2. [E] What’s the motivation for LSTM?
3. [M] How would you do dropouts in an RNN?
2. [E] What’s density estimation? Why do we say a language model is a density estimator?
3. [M] Language models are often referred to as unsupervised learning, but some say its mechanism isn’t that different from supervised learning. What are your thoughts?
4. Word embeddings.
1. [M] Why do we need word embeddings?
2. [M] What’s the difference between count-based and prediction-based word embeddings?
3. [H] Most word embedding algorithms are based on the assumption that words that appear in similar contexts have similar meanings. What are some of the problems with context-based word embeddings?
5. Given 5 documents:
 D1: The duck loves to eat the worm
D2: The worm doesn’t like the early bird
D3: The bird loves to get up early to get the worm
D4: The bird gets the worm from the early duck
D5: The duck and the birds are so different from each other but one thing they have in common is that they both get the worm

1. [M] Given a query Q: “The early bird gets the worm”, find the two top-ranked documents according to the TF/IDF rank using the cosine similarity measure and the term set {bird, duck, worm, early, get, love}. Are the top-ranked documents relevant to the query?
2. [M] Assume that document D5 goes on to tell more about the duck and the bird and mentions “bird” three times, instead of just once.

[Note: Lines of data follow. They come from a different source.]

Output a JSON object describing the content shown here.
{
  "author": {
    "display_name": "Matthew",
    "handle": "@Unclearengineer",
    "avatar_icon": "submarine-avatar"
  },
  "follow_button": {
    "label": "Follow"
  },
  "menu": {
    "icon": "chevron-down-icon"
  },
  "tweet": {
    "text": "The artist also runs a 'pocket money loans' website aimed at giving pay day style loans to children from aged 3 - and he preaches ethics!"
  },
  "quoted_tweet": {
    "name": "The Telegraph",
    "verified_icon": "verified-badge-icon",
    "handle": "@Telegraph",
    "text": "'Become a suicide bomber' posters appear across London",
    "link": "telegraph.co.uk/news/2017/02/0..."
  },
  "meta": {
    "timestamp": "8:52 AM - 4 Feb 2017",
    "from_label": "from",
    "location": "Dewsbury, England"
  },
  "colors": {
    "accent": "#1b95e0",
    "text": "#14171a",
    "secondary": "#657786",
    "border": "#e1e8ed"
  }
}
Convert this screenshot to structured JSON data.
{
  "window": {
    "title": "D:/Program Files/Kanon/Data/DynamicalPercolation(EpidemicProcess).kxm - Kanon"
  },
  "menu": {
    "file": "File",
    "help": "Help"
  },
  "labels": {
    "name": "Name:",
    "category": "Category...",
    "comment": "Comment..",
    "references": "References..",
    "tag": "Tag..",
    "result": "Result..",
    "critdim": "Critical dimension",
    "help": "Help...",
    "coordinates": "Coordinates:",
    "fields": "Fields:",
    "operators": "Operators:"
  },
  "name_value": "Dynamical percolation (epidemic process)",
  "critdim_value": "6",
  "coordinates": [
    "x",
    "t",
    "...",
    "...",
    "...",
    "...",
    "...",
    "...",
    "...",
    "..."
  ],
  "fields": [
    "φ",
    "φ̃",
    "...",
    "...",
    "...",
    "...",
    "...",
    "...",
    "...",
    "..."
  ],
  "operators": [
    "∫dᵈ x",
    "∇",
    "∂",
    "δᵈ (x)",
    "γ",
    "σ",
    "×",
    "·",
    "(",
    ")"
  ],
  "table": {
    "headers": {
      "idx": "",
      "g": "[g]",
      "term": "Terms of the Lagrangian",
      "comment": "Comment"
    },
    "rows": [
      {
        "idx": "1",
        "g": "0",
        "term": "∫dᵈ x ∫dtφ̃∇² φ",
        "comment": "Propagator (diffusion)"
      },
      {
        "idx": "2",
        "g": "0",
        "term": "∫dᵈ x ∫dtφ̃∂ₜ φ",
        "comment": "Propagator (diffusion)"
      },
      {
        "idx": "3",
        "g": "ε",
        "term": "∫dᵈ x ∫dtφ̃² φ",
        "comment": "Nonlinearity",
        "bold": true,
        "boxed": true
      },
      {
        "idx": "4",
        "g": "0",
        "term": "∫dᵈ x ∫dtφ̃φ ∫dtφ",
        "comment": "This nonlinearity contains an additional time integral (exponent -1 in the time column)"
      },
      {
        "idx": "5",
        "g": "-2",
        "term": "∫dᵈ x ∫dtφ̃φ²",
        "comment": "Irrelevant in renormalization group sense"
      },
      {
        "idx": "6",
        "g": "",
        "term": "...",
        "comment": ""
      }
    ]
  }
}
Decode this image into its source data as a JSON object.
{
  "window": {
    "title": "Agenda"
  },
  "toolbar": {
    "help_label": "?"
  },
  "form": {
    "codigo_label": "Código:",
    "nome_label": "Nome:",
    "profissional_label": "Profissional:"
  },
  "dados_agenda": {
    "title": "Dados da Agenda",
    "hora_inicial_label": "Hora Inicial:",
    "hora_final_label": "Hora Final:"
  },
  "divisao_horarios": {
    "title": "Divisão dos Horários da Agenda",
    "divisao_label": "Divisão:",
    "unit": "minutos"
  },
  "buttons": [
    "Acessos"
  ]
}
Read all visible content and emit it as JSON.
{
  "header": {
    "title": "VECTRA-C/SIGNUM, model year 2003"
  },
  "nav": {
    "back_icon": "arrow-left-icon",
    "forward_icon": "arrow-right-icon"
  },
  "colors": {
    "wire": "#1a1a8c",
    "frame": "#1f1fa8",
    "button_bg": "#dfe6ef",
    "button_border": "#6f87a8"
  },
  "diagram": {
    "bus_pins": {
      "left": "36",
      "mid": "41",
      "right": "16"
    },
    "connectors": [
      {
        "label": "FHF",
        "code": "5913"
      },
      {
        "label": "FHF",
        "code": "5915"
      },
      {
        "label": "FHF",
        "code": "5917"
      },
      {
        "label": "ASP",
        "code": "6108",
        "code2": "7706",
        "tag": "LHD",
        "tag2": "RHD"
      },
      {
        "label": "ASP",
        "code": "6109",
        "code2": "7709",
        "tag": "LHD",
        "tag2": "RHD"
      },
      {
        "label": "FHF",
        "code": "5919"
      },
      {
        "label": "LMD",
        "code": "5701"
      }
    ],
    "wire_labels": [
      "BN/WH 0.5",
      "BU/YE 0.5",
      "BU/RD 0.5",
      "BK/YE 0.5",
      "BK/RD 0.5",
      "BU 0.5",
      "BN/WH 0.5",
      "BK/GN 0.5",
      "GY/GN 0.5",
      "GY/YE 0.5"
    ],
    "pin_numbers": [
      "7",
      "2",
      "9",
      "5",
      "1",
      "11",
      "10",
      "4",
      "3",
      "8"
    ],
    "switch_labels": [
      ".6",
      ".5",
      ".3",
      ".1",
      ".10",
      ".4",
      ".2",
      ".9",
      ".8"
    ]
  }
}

What happens to the rank of D5? Is this change in the ranking of D5 a desirable property of TF/IDF? Why?
6. [E] Your client wants you to train a language model on their dataset but their dataset is very small with only about 10,000 tokens. Would you use an n-gram or a neural language model?
7. [E] For n-gram language models, does increasing the context length (n) improve the model’s performance? Why or why not?
8. [M] What problems might we encounter when using softmax as the last layer for word-level language models? How do we fix it?
9. [E] What's the Levenshtein distance of the two words “doctor” and “bottle”?
10. [M] BLEU is a popular metric for machine translation. What are the pros and cons of BLEU?
11. [H] On the same test set, LM model A has a character-level entropy of 2 while LM model A has a word-level entropy of 6. Which model would you choose to deploy?
12. [M] Imagine you have to train a NER model on the text corpus A. Would you make A case-sensitive or case-insensitive?
13. [M] Why does removing stop words sometimes hurt a sentiment analysis model?
14. [M] Many models use relative position embedding instead of absolute position embedding. Why is that?
15. [H] Some NLP models use the same weights for both the embedding layer and the layer just before softmax. What’s the purpose of this?